Policy measures to drive credit growth Realtors happy with relief, but wanted rate cut
■ Cash reserve ratio cut for home, auto & MSME loans
In a bid to lower interest rates for housing, auto, and micro small and medium enterprise (MSME) loans and push bank credit growth, the Reserve Bank of India (RBI) Thursday relaxed the requirements for banks to maintain the cash reserve ratio for these loans. The special dispensation will be for all bank credit to these sectors for a period of six months — between January 31 and July 31.
The central bank also extended External Benchmark Based Lending for better interest rate transmission to mediumsized enterprises. In September 2019, the RBI had mandated that banks would link all new floating rate personal or retail loans and floating rate loans to micro and small enterprises (MSEs) to an external benchmark effective October 1, 2019. Subsequently, most banks linked lending rates for housing, personal and
MSEs to RBI’s repo rate. According to RBI, in the October-December 2019 quarter, the weighted average lending rate of domestic banks on fresh loans declined by 18 basis points for housing loans, 87 bps for vehicle loans and 23 bps for loans to MSMEs. Consequently, RBI has announced that beginning April 1, 2020, pricing of bank loans to the medium enterprises would also be linked to an external benchmark to further strengthen monetary transmission and reduce the borrowing costs of these enterprises.
Reflecting its concerns on the financial sector, the RBI announced multiple measures to improve monetary policy transmission and boost credit growth such as infusion of longterm liquidity. The RBI announced a new ECBstyle long-term repo operations (LTRO) facility to give banks long-term liquidity by conducting term repos of one-year and three-year tenors of up to Rs 1 lakh crore at the policy rate. This will enable banks to fund at the repo rate at 5.15 per cent, below the existing deposit rates.
The central bank revamped the liquidity framework by dismantling quantitative ceilings for liquidity operations at the weighted average call rate versus one per cent of net demand and time liabilities; increasing scope to conduct longer-term variable rate repo/reverse repo operations exceeding 14 days and improving communications and transparency on liquidity operations.
The RBI eased guidelines on project loans to the commercial real estate sector by allowing a one-year extension on the date of commencement of project loans that have been delayed for reasons beyond the control of promoters, without attracting a downgrade of asset clarification.

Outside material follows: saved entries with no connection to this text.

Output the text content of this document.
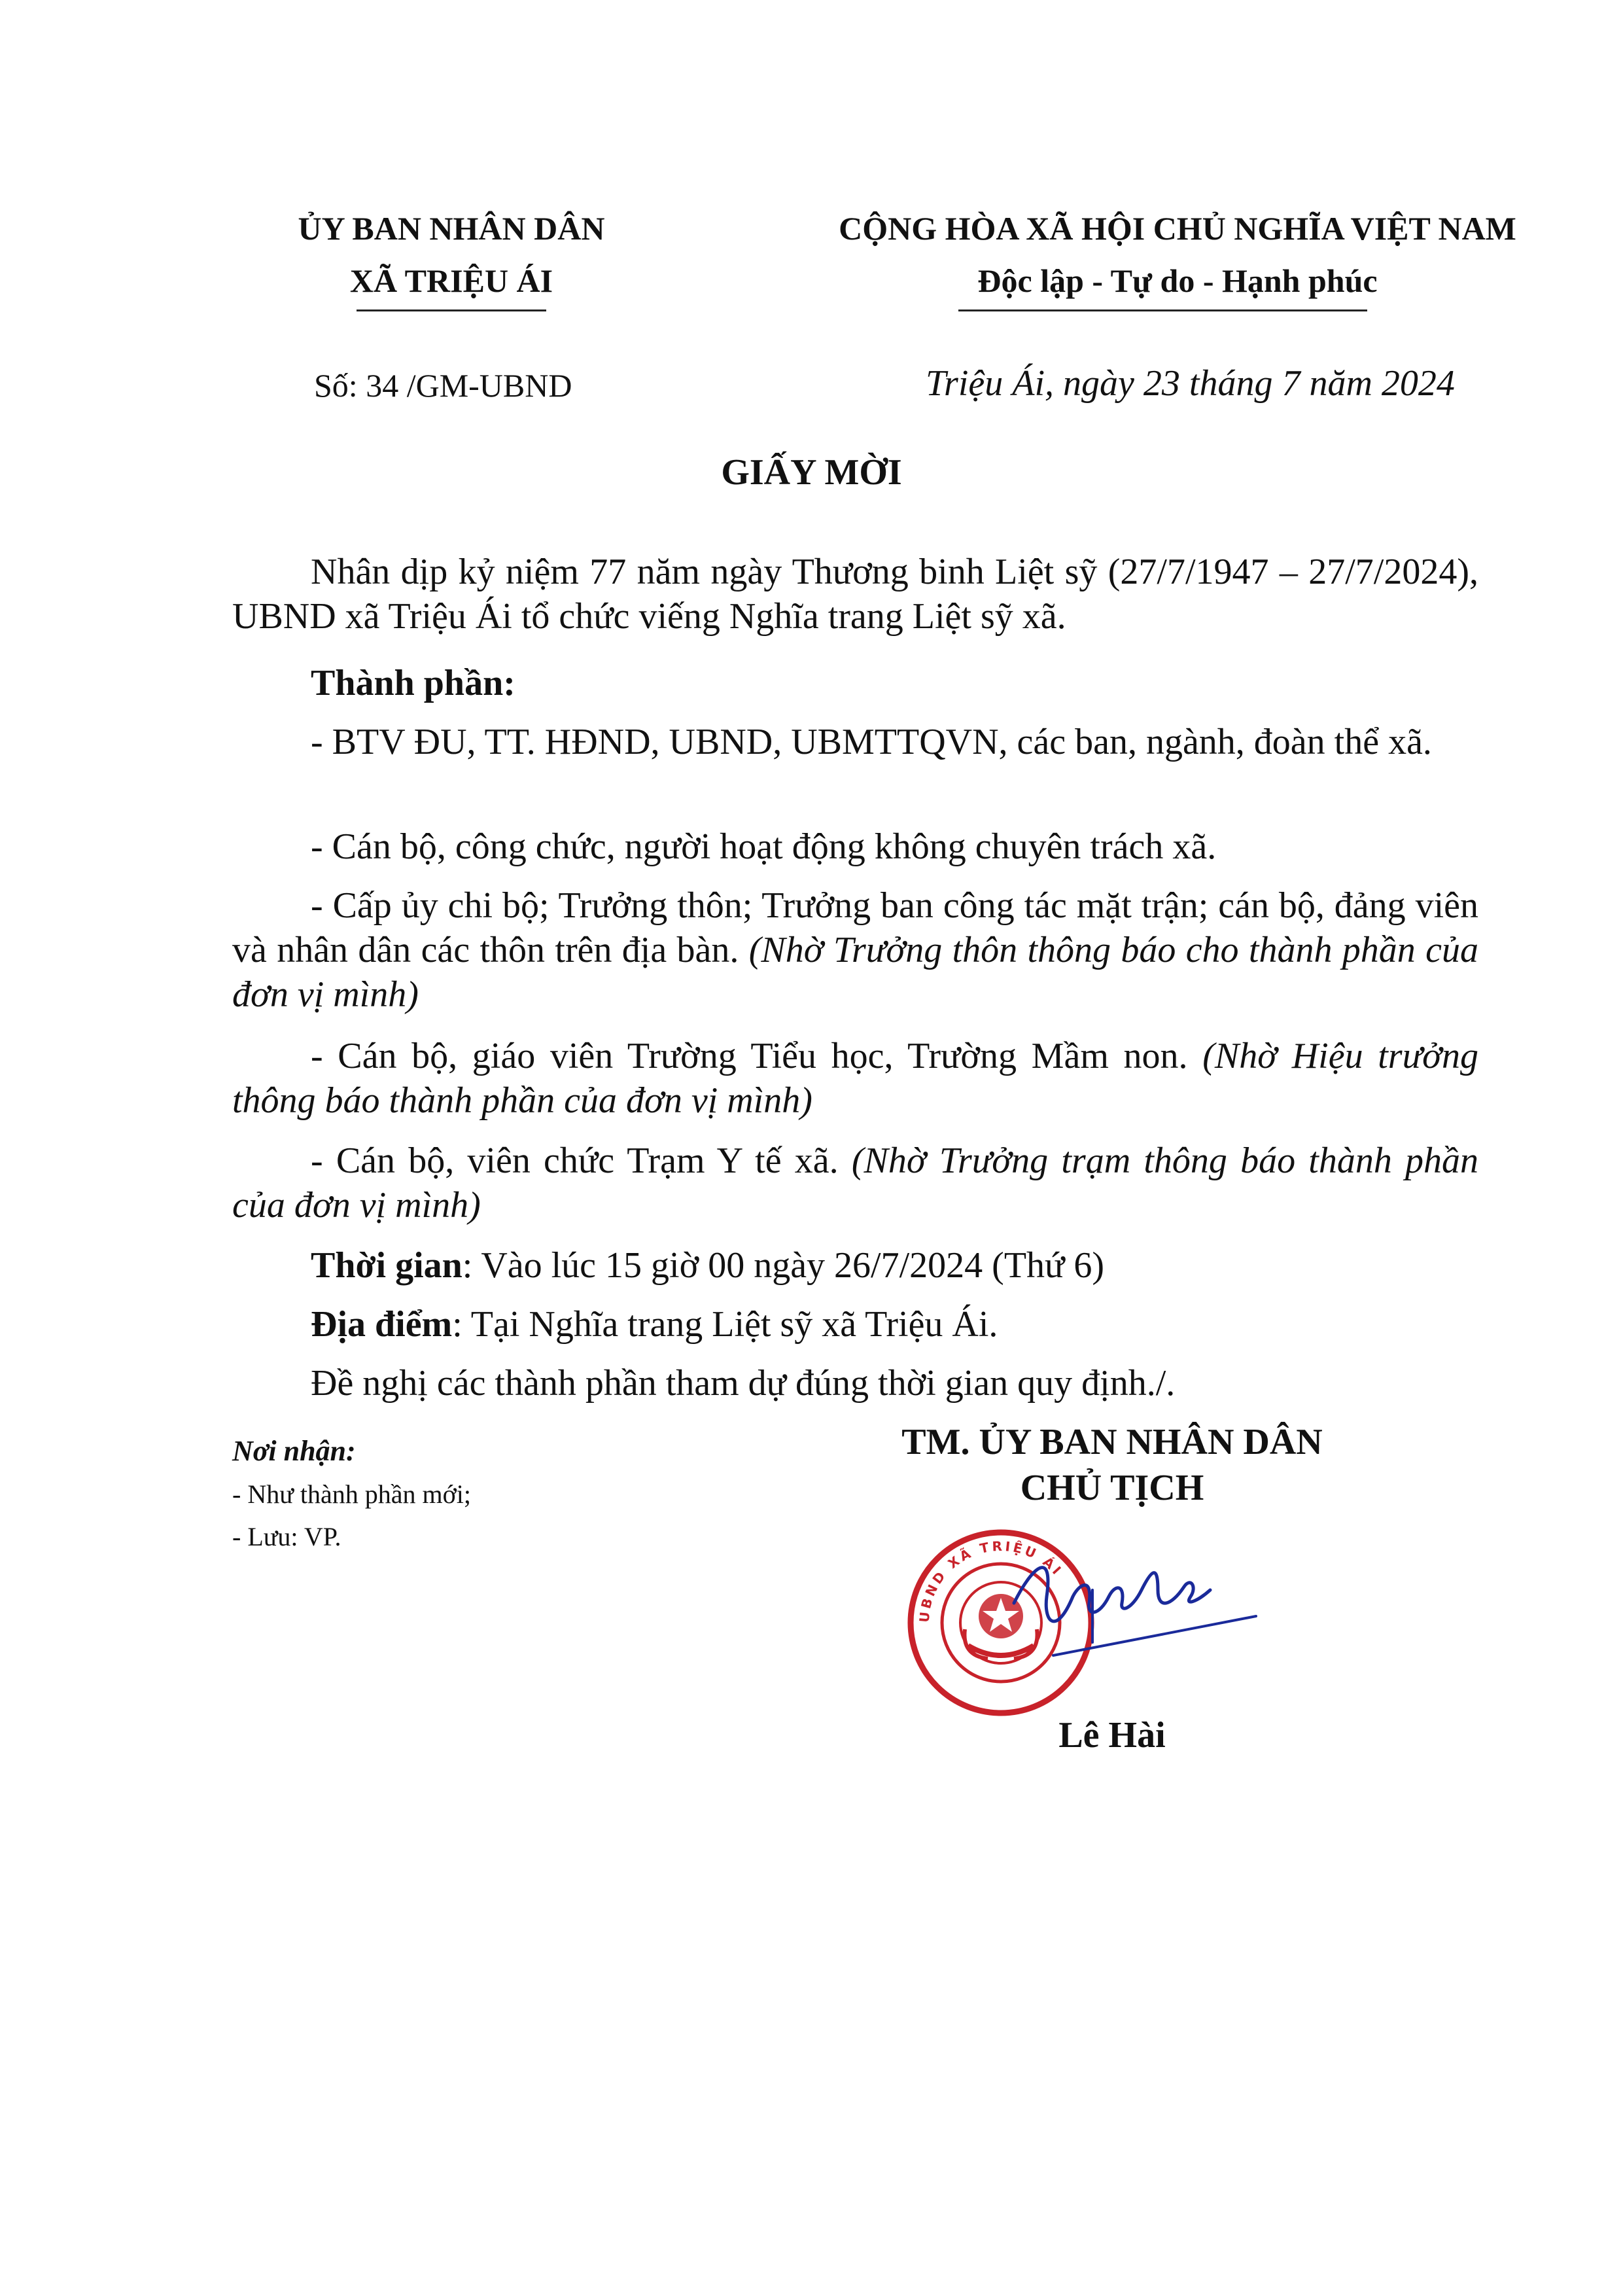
ỦY BAN NHÂN DÂN
XÃ TRIỆU ÁI
CỘNG HÒA XÃ HỘI CHỦ NGHĨA VIỆT NAM
Độc lập - Tự do - Hạnh phúc
Số: 34 /GM-UBND	Triệu Ái, ngày 23 tháng 7 năm 2024
GIẤY MỜI
Nhân dịp kỷ niệm 77 năm ngày Thương binh Liệt sỹ (27/7/1947 – 27/7/2024), UBND xã Triệu Ái tổ chức viếng Nghĩa trang Liệt sỹ xã.
Thành phần:
- BTV ĐU, TT. HĐND, UBND, UBMTTQVN, các ban, ngành, đoàn thể xã.
- Cán bộ, công chức, người hoạt động không chuyên trách xã.
- Cấp ủy chi bộ; Trưởng thôn; Trưởng ban công tác mặt trận; cán bộ, đảng viên và nhân dân các thôn trên địa bàn. (Nhờ Trưởng thôn thông báo cho thành phần của đơn vị mình)
- Cán bộ, giáo viên Trường Tiểu học, Trường Mầm non. (Nhờ Hiệu trưởng thông báo thành phần của đơn vị mình)
- Cán bộ, viên chức Trạm Y tế xã. (Nhờ Trưởng trạm thông báo thành phần của đơn vị mình)
Thời gian: Vào lúc 15 giờ 00 ngày 26/7/2024 (Thứ 6)
Địa điểm: Tại Nghĩa trang Liệt sỹ xã Triệu Ái.
Đề nghị các thành phần tham dự đúng thời gian quy định./.
Nơi nhận:
- Như thành phần mới;
- Lưu: VP.
TM. ỦY BAN NHÂN DÂN
CHỦ TỊCH
UBND XÃ TRIỆU ÁI
Lê Hài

This brings them in line with other project loans in non-infrastructure space. The RBI will also be reviewing the regulations for housing finance companies, where it has recently taken over their supervision from the National Housing Bank.
The RBI extended the cutoff date for the one-time debt restructuring scheme for MSMEs which is meant for loans that were in default but “standard” as of January 1, 2019. This would help speed up monetary transmission, improve credit flow and help address the NPA problem to an extent.

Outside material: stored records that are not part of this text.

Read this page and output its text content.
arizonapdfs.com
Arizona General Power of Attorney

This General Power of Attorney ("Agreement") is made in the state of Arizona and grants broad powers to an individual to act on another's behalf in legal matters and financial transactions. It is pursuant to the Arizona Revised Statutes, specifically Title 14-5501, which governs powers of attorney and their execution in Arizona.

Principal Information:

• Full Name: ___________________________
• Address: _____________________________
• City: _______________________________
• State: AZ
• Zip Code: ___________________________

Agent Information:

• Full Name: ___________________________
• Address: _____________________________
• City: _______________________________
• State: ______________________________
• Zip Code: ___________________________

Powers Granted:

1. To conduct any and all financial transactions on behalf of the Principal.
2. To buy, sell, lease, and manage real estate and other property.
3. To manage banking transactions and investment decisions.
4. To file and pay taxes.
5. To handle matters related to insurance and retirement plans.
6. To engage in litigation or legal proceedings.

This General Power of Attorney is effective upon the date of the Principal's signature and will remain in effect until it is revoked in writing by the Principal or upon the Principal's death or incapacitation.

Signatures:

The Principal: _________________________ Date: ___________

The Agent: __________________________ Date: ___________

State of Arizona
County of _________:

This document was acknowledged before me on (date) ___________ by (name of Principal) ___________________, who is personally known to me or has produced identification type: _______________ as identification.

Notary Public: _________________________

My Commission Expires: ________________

The Reserve Bank provided some relief to the realty sector by extending asset downgrade of commercial project loans by a year and allowing scheduled commercial banks to provide incremental credit to the residential sector. However, the sector finds that the decision to keep repo rates unchanged will not address its biggest issue—low consumer demand.
“It has been decided to permit extension of date of commencement of commercial operations (DCCO) of project loans for commercial real estate, delayed for reasons beyond the control of promoters, by another one year without downgrading the asset classification,” the RBI said. This is in line with treatment accorded to other project loans for non-infrastructure sector and would complement the initiatives taken by the government in the real estate sector, the central bank said.

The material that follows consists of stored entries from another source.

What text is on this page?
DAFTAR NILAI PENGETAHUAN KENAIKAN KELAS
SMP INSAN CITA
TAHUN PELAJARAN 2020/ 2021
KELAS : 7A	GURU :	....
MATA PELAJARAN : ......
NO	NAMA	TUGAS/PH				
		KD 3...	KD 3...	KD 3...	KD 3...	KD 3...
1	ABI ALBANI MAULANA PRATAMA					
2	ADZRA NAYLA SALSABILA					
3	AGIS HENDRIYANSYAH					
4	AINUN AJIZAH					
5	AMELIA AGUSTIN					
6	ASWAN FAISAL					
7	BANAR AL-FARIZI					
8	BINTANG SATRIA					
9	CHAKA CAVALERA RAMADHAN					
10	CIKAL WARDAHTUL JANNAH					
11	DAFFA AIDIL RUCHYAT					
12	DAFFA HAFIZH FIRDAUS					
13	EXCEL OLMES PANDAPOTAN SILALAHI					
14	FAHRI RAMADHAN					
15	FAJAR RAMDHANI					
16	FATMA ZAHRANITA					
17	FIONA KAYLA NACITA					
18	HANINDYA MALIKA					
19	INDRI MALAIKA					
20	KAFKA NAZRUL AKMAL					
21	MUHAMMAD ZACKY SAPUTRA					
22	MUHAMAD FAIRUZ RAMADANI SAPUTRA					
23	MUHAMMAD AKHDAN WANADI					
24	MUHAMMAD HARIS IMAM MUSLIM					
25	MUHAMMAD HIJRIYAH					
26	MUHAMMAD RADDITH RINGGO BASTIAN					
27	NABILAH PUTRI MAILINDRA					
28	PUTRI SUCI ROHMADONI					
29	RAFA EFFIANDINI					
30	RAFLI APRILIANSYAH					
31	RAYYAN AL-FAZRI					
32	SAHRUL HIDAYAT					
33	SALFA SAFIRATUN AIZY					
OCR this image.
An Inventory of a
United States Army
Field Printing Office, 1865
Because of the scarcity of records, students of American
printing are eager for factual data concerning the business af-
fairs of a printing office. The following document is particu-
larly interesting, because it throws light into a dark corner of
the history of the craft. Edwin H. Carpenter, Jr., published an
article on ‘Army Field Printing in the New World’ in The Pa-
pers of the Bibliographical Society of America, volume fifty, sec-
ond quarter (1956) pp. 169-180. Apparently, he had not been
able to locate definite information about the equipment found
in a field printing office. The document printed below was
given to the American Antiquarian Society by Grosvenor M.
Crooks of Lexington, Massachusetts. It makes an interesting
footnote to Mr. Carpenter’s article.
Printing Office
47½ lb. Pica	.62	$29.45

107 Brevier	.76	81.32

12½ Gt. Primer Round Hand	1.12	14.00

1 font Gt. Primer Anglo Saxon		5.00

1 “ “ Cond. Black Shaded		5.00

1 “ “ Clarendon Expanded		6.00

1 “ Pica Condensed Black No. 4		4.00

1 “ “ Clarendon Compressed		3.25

The industry welcomed the move. “This is a big move and will bring the much-needed relief to the cash-starved real estate sector - and to both developers and the housing finance companies from the liquidity perspective. It will help ease out the time for maintaining and managing cash flows for cash-strapped developers and help them to completing several stuck projects,” said Anuj Puri, chairman, Anarcok Property Consultants.
According to Jaxay Shah, chairman, Credai National, RBI’s decision to permit extension of date for commercial projects stuck for reasons beyond control of the developers under institutional debt will be instrumental in bringing much-needed relief to developers.
Recognising the real estate sector as a productive sector having multiplier effects to support impulses of growth, the RBI allowed scheduled commercial banks to deduct the equivalent of incremental credit disbursed by them as retail loans for automobiles, residential housing and loans to micro, small and medium enterprises (MSMEs), over and above the outstanding level of credit to these segments as at the end of the fortnight ended January 31, 2020 from their net demand and time liabilities (NDTL) for maintenance of cash reserve ratio (CRR). This exemption will be available for incremental credit extended up to the fortnight ending July 31, 2020.
“With the lower provisioning requirement for retail loans extended to the housing segment, we hope that the new measure will translate into lower cost of loans for home buyers as well,” said Shishir Baijal, chairman and managing director, Knight Frank.
However, the sector has been looking forward for rate reduction and better transmission of rates to push demand at the consumer level.
“After a no-show Budget, the real estate sector was keenly looking towards the Reserve Bank of India (RBI) for providing some lending rate concessions to boost demand,” said Rajan Bandelkar, president, Nardeco Maharashtra.